Same with actual fishing paraphernalia. As he pulls out a bag containing patiently labeled clear plastic boxes of flies overflowing with a host of nymphs, streamers, terrestrial flies and other such esoteric angling accoutrements, he’ll ask—in response to my raised eyebrows—“What? You don’t have a Double Bunny? I thought everyone fished with one of those.”

But the infuriating fact is that the boxes are more than just a collection of items that might make you a better fisherman. Schneider, once the editor of the state’s hunting and fishing magazine, “Montana Outdoors,” knows how to use this stuff, something each and every one of us would like to know.And so you endure, and you ask if you could borrow one, and then (humbly), “Come on Bill; show me how to use it. Please.”
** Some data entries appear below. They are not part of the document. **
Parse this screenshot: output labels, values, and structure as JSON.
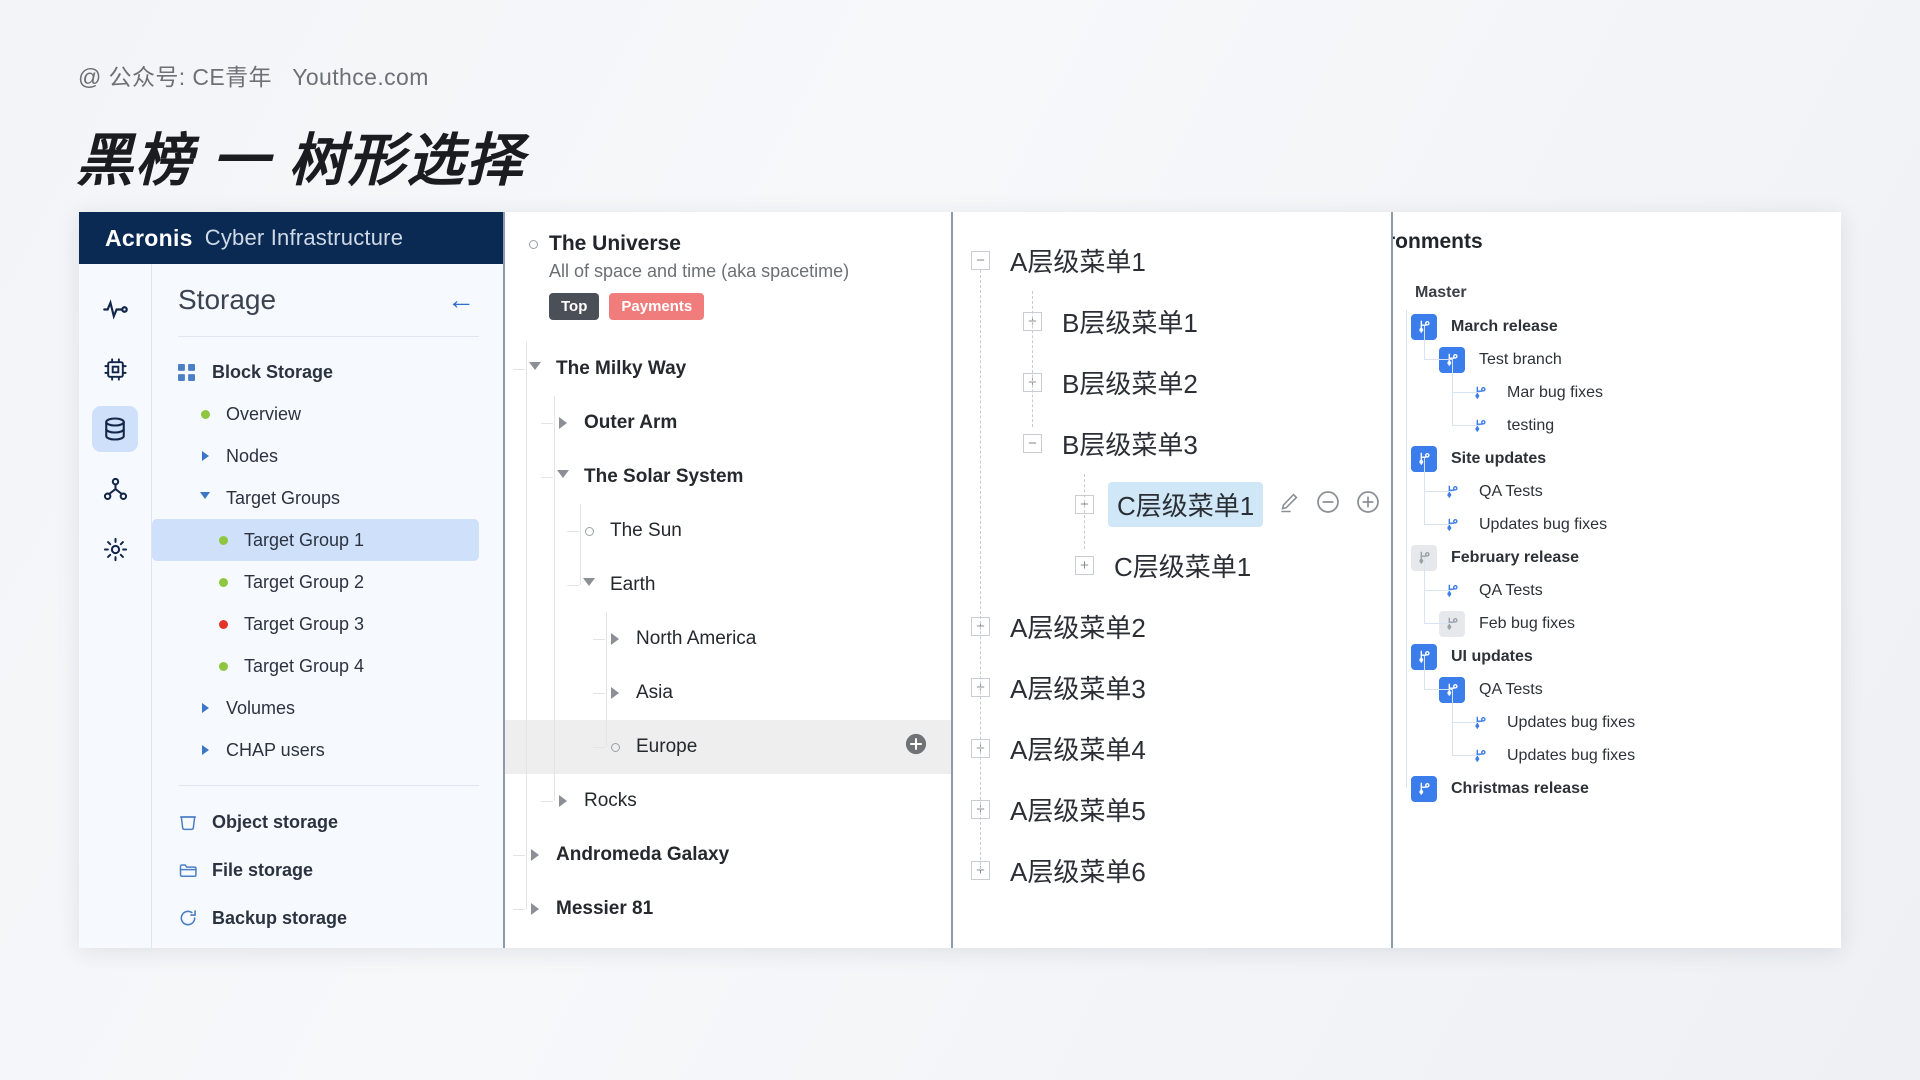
{
  "header": {
    "subtitle": "@ 公众号: CE青年   Youthce.com",
    "title": "黑榜 一 树形选择"
  },
  "panel_acronis": {
    "brand": "Acronis",
    "brand_suffix": "Cyber Infrastructure",
    "page_title": "Storage",
    "back_icon": "arrow-left-icon",
    "rail_icons": [
      "activity-monitor-icon",
      "compute-chip-icon",
      "storage-database-icon",
      "network-nodes-icon",
      "settings-gear-icon"
    ],
    "rail_active_index": 2,
    "tree": [
      {
        "label": "Block Storage",
        "indent": 1,
        "marker": "grid-icon",
        "bold": true
      },
      {
        "label": "Overview",
        "indent": 2,
        "marker": "dot-green"
      },
      {
        "label": "Nodes",
        "indent": 2,
        "marker": "caret-right"
      },
      {
        "label": "Target Groups",
        "indent": 2,
        "marker": "caret-down"
      },
      {
        "label": "Target Group 1",
        "indent": 3,
        "marker": "dot-green",
        "selected": true
      },
      {
        "label": "Target Group 2",
        "indent": 3,
        "marker": "dot-green"
      },
      {
        "label": "Target Group 3",
        "indent": 3,
        "marker": "dot-red"
      },
      {
        "label": "Target Group 4",
        "indent": 3,
        "marker": "dot-green"
      },
      {
        "label": "Volumes",
        "indent": 2,
        "marker": "caret-right"
      },
      {
        "label": "CHAP users",
        "indent": 2,
        "marker": "caret-right"
      }
    ],
    "storage_links": [
      {
        "label": "Object storage",
        "icon": "bucket-icon"
      },
      {
        "label": "File storage",
        "icon": "folder-icon"
      },
      {
        "label": "Backup storage",
        "icon": "refresh-circle-icon"
      }
    ]
  },
  "panel_universe": {
    "root": {
      "title": "The Universe",
      "description": "All of space and time (aka spacetime)",
      "badges": [
        {
          "label": "Top",
          "color": "#4b4f57"
        },
        {
          "label": "Payments",
          "color": "#f07c7c"
        }
      ],
      "marker": "ring-icon"
    },
    "nodes": [
      {
        "label": "The Milky Way",
        "indent": 1,
        "toggle": "open",
        "bold": true
      },
      {
        "label": "Outer Arm",
        "indent": 2,
        "toggle": "closed",
        "bold": true
      },
      {
        "label": "The Solar System",
        "indent": 2,
        "toggle": "open",
        "bold": true
      },
      {
        "label": "The Sun",
        "indent": 3,
        "toggle": "leaf"
      },
      {
        "label": "Earth",
        "indent": 3,
        "toggle": "open"
      },
      {
        "label": "North America",
        "indent": 4,
        "toggle": "closed"
      },
      {
        "label": "Asia",
        "indent": 4,
        "toggle": "closed"
      },
      {
        "label": "Europe",
        "indent": 4,
        "toggle": "leaf",
        "hovered": true,
        "action_icon": "plus-circle-icon"
      },
      {
        "label": "Rocks",
        "indent": 2,
        "toggle": "closed"
      },
      {
        "label": "Andromeda Galaxy",
        "indent": 1,
        "toggle": "closed",
        "bold": true
      },
      {
        "label": "Messier 81",
        "indent": 1,
        "toggle": "closed",
        "bold": true
      }
    ],
    "cursor": "hand-pointer-cursor"
  },
  "panel_hierarchy": {
    "nodes": [
      {
        "label": "A层级菜单1",
        "indent": 0,
        "box": "minus"
      },
      {
        "label": "B层级菜单1",
        "indent": 1,
        "box": "plus"
      },
      {
        "label": "B层级菜单2",
        "indent": 1,
        "box": "plus"
      },
      {
        "label": "B层级菜单3",
        "indent": 1,
        "box": "minus"
      },
      {
        "label": "C层级菜单1",
        "indent": 2,
        "box": "plus",
        "selected": true,
        "actions": [
          "edit-pencil-icon",
          "minus-circle-icon",
          "plus-circle-icon"
        ]
      },
      {
        "label": "C层级菜单1",
        "indent": 2,
        "box": "plus"
      },
      {
        "label": "A层级菜单2",
        "indent": 0,
        "box": "plus"
      },
      {
        "label": "A层级菜单3",
        "indent": 0,
        "box": "plus"
      },
      {
        "label": "A层级菜单4",
        "indent": 0,
        "box": "plus"
      },
      {
        "label": "A层级菜单5",
        "indent": 0,
        "box": "plus"
      },
      {
        "label": "A层级菜单6",
        "indent": 0,
        "box": "plus"
      }
    ]
  },
  "panel_git": {
    "title": "ronments",
    "root_label": "Master",
    "nodes": [
      {
        "label": "March release",
        "indent": 0,
        "chip": "blue",
        "bold": true
      },
      {
        "label": "Test branch",
        "indent": 1,
        "chip": "blue",
        "bold": false
      },
      {
        "label": "Mar bug fixes",
        "indent": 2,
        "chip": "none"
      },
      {
        "label": "testing",
        "indent": 2,
        "chip": "none"
      },
      {
        "label": "Site updates",
        "indent": 0,
        "chip": "blue",
        "bold": true
      },
      {
        "label": "QA Tests",
        "indent": 1,
        "chip": "none"
      },
      {
        "label": "Updates bug fixes",
        "indent": 1,
        "chip": "none"
      },
      {
        "label": "February release",
        "indent": 0,
        "chip": "gray",
        "bold": true
      },
      {
        "label": "QA Tests",
        "indent": 1,
        "chip": "none"
      },
      {
        "label": "Feb bug fixes",
        "indent": 1,
        "chip": "gray"
      },
      {
        "label": "UI updates",
        "indent": 0,
        "chip": "blue",
        "bold": true
      },
      {
        "label": "QA Tests",
        "indent": 1,
        "chip": "blue"
      },
      {
        "label": "Updates bug fixes",
        "indent": 2,
        "chip": "none"
      },
      {
        "label": "Updates bug fixes",
        "indent": 2,
        "chip": "none"
      },
      {
        "label": "Christmas release",
        "indent": 0,
        "chip": "blue",
        "bold": true
      }
    ]
  },
  "colors": {
    "brand_navy": "#0a2a54",
    "accent_blue": "#3b7dea",
    "selection_blue": "#cfe0fa",
    "selection_cyan": "#cfe7f7",
    "status_green": "#8ec63f",
    "status_red": "#e4332b",
    "badge_red": "#f07c7c"
  }
}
That’s the way I’ve picked up a lot of information. In fact, for years I’ve been humbling myself across the nation, picking up bits and pieces from fishing fools (they’re all a bit supercilious), trying my best to become a good all-around fisherman. In my pursuits, I’ve learned a bit about bass, trout, walleye, sturgeon and even pike—angling. In fact, I’ve picked up a few of the accoutrements, and would like to highlight what I’ve learned and detail just how to use this information, drawing at times on memories I’ve had with some of these dedicated fishermen…

Perhaps at this juncture, I should mention that you can catch many species of fish using very simple techniques, and pike are one of those species. Several years ago in Alaska, my wife and I spent the summer living out of a wall tent, traveling from hole to hole in our johnboat. In one case, we were cruising the waters for pike and had made a 70-mile trip from Circle down the Yukon to Fort Yukon where this sprawling river also accepts the Porcupine. Over the course of a week, we then proceeded 400 miles up the Porcupine River. It was hard, hard work, but you know the cliché; “Someone has to do it.”

Along the way we renewed acquaintances with a native friend, Duane James—and most assuredly, he is a fishing fool! His fishing gear, however, was—and still is—about as simple as you might get, and the incident serves to prove that you can get by very, very cheaply.

Duane was standing next to me and there I was, dapper in my Helly Hanson Hip Waders crowned with my Tilly Hat—and I was creating beautiful arcs with my line streaming out from an Orivs Rod.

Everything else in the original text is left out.